EvidenceProf Blog

Editor: Colin Miller
Univ. of South Carolina School of Law

Thursday, January 22, 2009

Giving Him The Business: Second Circuit Overanalyzed Confrontation Clause In Fraud Appeal

The recent opinion of the Second Circuit in United States v. Kelley, 2009 WL 19083 (2nd Cir. 2009), seems to me to have reached the correct conclusion regarding the admissibility of a corporate tax return signed by a managing partner of a defendant's corporation.  But I think that it did so on the wrong grounds.

In Kelley, Kevin O. Kelley, who owned a majority interest in First Venture Leasing (FVL), appealed from his convictions on four counts of securities fraud and three counts of wire fraud.  And part of the basis for his appeal was that the prosecution improperly secured these convictions by presenting evidence of FVL tax returns in violation of his rights under the Confrontation Clause.

Readers of this blog know that in its opinion in Crawford v. Washington, the Supreme Court

     essentially found that the Confrontation Clause of the U.S. Constitution is violated when hearsay is "testimonial," admitted against a criminal defendant, and the hearsay declarant does not testify at the defendant's trial, unless (1) the declarant was unavailable for trial, and (2) the defendant was previously able to cross-examine the declarant.  The Court in Crawford set forth various formulations of the term "testimonial," with the most commonly adopted one defining a "testimonial" statement as one that "was made under circumstances which would lead an objectively reasonable declarant to believe or anticipate that the statement would be available for use against an accused at a later trial.

Based upon Crawford, it is easy to see why the Second Circuit found that the Confrontation Clause was not violated by introduction of FVL's tax returns which were signed by a managing partner.  It found no problem because the tax returns were not "testimonial" in that they were not prepared with the expectation that they would be used at a later trial (unlike, say, statements made to the police).

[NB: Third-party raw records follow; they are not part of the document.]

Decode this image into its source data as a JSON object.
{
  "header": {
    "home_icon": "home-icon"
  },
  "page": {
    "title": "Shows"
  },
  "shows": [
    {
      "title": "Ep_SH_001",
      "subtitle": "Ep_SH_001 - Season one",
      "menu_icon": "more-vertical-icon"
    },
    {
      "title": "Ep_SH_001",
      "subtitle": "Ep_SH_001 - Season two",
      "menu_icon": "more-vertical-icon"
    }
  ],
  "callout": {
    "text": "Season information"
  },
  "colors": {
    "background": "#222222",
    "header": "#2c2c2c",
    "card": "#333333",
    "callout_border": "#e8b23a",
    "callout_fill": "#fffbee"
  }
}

But in my mind, the Second Circuit didn't even need to get to this step of the analysis because the Confrontation Clause did not cover the tax returns.  As the Second Circuit noted, the tax returns were admissible notwithstanding the rule against hearsay based upon Federal Rule of Evidence 801(d)(2)(D), which indicates that:

     "A statement is not hearsay if...[t]he statement is offered against a party and is...a statement by the party's agent or servant concerning a matter within the scope of the agency or employment, made during the existence of the relationship."

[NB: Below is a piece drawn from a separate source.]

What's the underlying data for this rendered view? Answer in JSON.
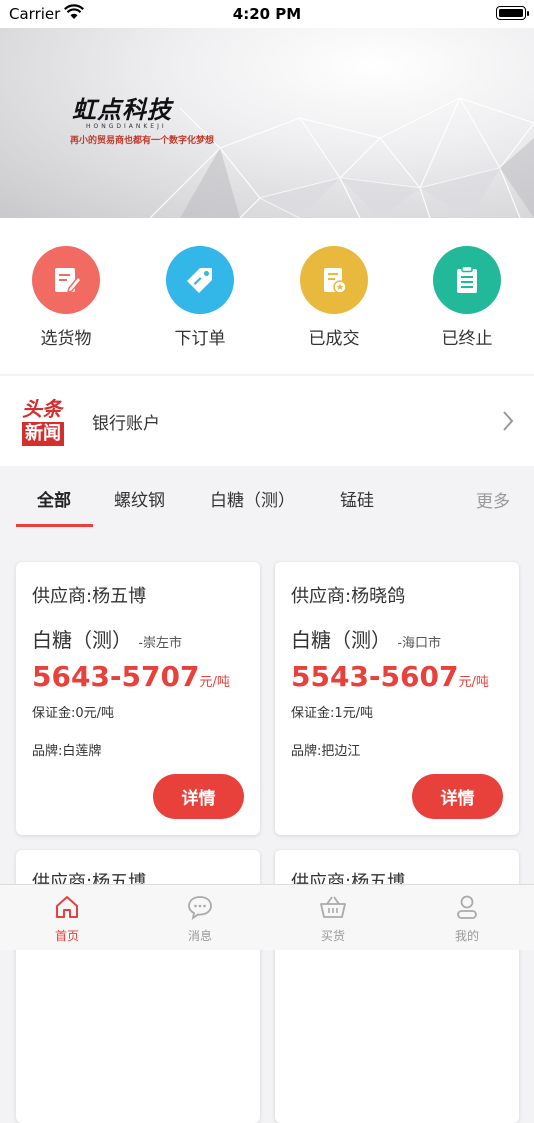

In other words, because Kelley and the managing partner were business partners, the tax returns signed by the managing partner were admissible against Kelley as if he had signed the returns himself.  Therefore, the Confrontation Clause was inapplicable.  As the Seventh Circuit noted in United States v. Chappell, 698 F.2d 308, 312 (7th Cir. 1983),

     "The exclusion of party admissions from the definition of hearsay, unlike most hearsay exceptions, is not grounded on a probability of trustworthiness but rather on the idea that a party cannot object to his failure to cross-examine himself. See 4 Weinstein and Berger, Weinstein's Evidence ΒΆ 801(d)(2)[01] (1981)....This Court has repeatedly held...that extrajudicial statements properly admissible under FRE 801(d)(2)(E) (admissions by coconspirators) do not violate a defendant's Sixth Amendment rights....The similarities between coconspirators and agents are readily apparent, and we see no reason to differentiate between them for Confrontation Clause analysis purposes."